Warum gibt es bei Anleihen-ETFs keine Teilfreistellung wie bei Aktien-ETFs?

Die Teilfreistellung nach dem Investmentsteuergesetz ist gestaffelt nach der Aktienquote eines Fonds: Aktienfonds mit mindestens 51 % Aktienanteil erhalten 30 % Teilfreistellung, Mischfonds mit mindestens 25 % Aktienanteil 15 %. Reine Anleihen-ETFs halten keine Aktien und fallen unter keine dieser Kategorien – der gesamte Ertrag unterliegt daher in voller Höhe der Abgeltungsteuer von 26,375 % zzgl. Kirchensteuer, soweit der Sparerpauschbetrag bereits ausgeschöpft ist.

Ab welchem Depotvolumen lohnt sich eine Anleihen-Beimischung?
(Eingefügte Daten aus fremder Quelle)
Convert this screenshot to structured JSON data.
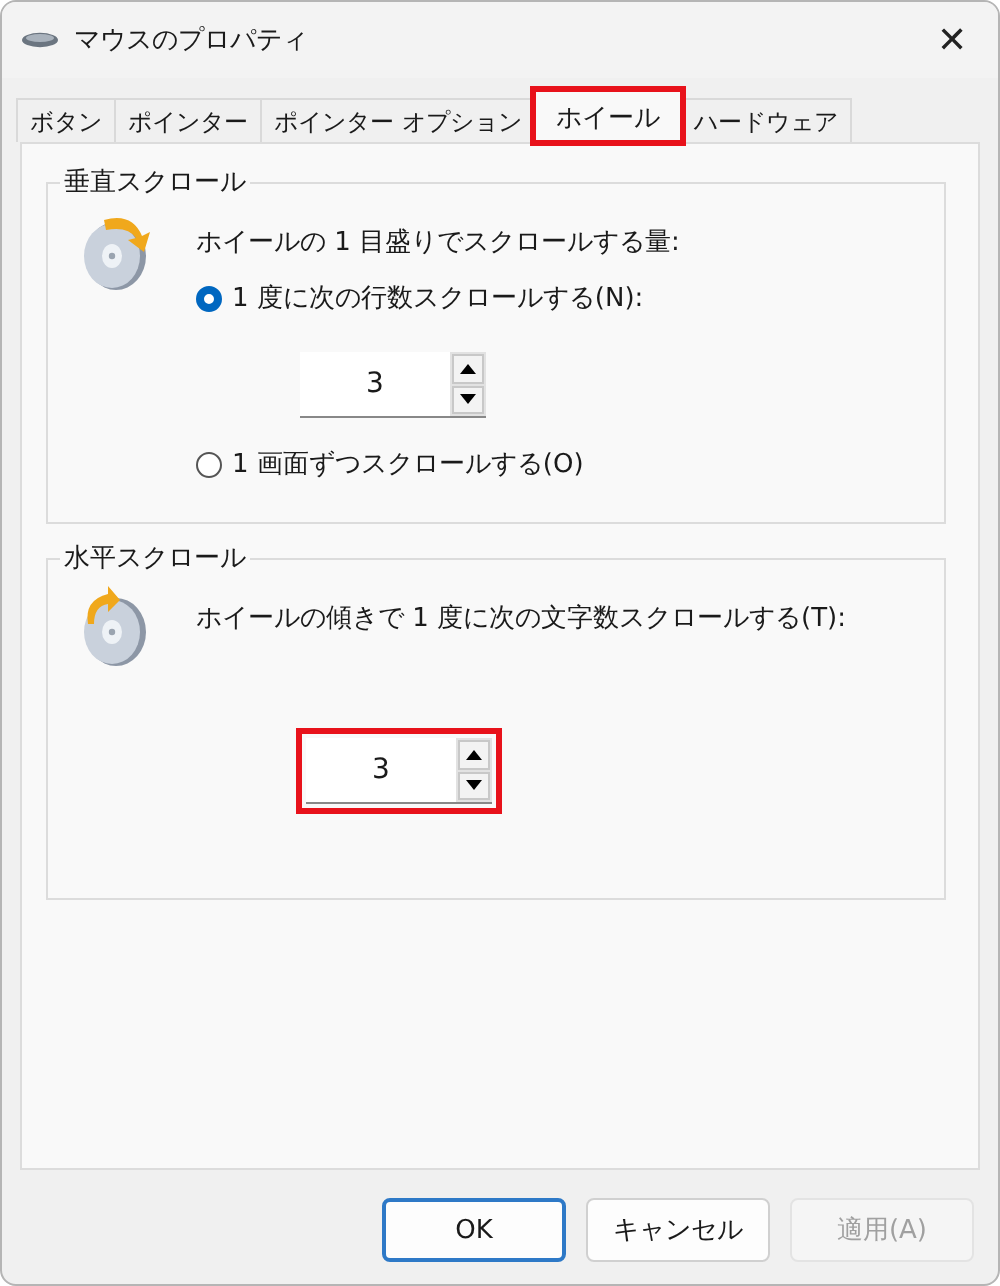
{
  "window": {
    "title": "マウスのプロパティ",
    "close": "✕"
  },
  "tabs": [
    {
      "label": "ボタン",
      "selected": false,
      "highlighted": false
    },
    {
      "label": "ポインター",
      "selected": false,
      "highlighted": false
    },
    {
      "label": "ポインター オプション",
      "selected": false,
      "highlighted": false
    },
    {
      "label": "ホイール",
      "selected": true,
      "highlighted": true
    },
    {
      "label": "ハードウェア",
      "selected": false,
      "highlighted": false
    }
  ],
  "vertical_scroll": {
    "title": "垂直スクロール",
    "prompt": "ホイールの 1 目盛りでスクロールする量:",
    "options": [
      {
        "label": "1 度に次の行数スクロールする(N):",
        "selected": true,
        "spinner": {
          "value": "3",
          "highlighted": false
        }
      },
      {
        "label": "1 画面ずつスクロールする(O)",
        "selected": false
      }
    ]
  },
  "horizontal_scroll": {
    "title": "水平スクロール",
    "prompt": "ホイールの傾きで 1 度に次の文字数スクロールする(T):",
    "spinner": {
      "value": "3",
      "highlighted": true
    }
  },
  "buttons": [
    {
      "label": "OK",
      "kind": "default",
      "disabled": false
    },
    {
      "label": "キャンセル",
      "kind": "normal",
      "disabled": false
    },
    {
      "label": "適用(A)",
      "kind": "normal",
      "disabled": true
    }
  ]
}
Es gibt keine feste Untergrenze – entscheidend ist weniger das Volumen als der Anlagehorizont und die persönliche Schwankungsbereitschaft. Bei einem sehr langen Horizont von 15 Jahren oder mehr und hoher Risikotragfähigkeit reicht für viele Anleger:innen ein reiner Aktien-ETF aus. Rückt der Zeitpunkt näher, an dem das Kapital gebraucht wird, oder soll die Schwankung im Depot spürbar reduziert werden, wird eine Anleihen-Beimischung unabhängig vom Volumen relevant.

Kann ich Anleihen-ETFs auch besparen, oder eignen sie sich nur für eine Einmalanlage?

Anleihen-ETFs lassen sich genauso per Sparplan besparen wie Aktien-ETFs. In der Ansparphase mit noch langem Horizont überwiegt bei den meisten Anleger:innen jedoch der Aktienanteil deutlich, und die Anleihenquote wird erst mit zunehmender Nähe zum Zielzeitpunkt schrittweise erhöht – ein Ansatz, der in der Praxis auch als Lebenszyklusmodell bekannt ist.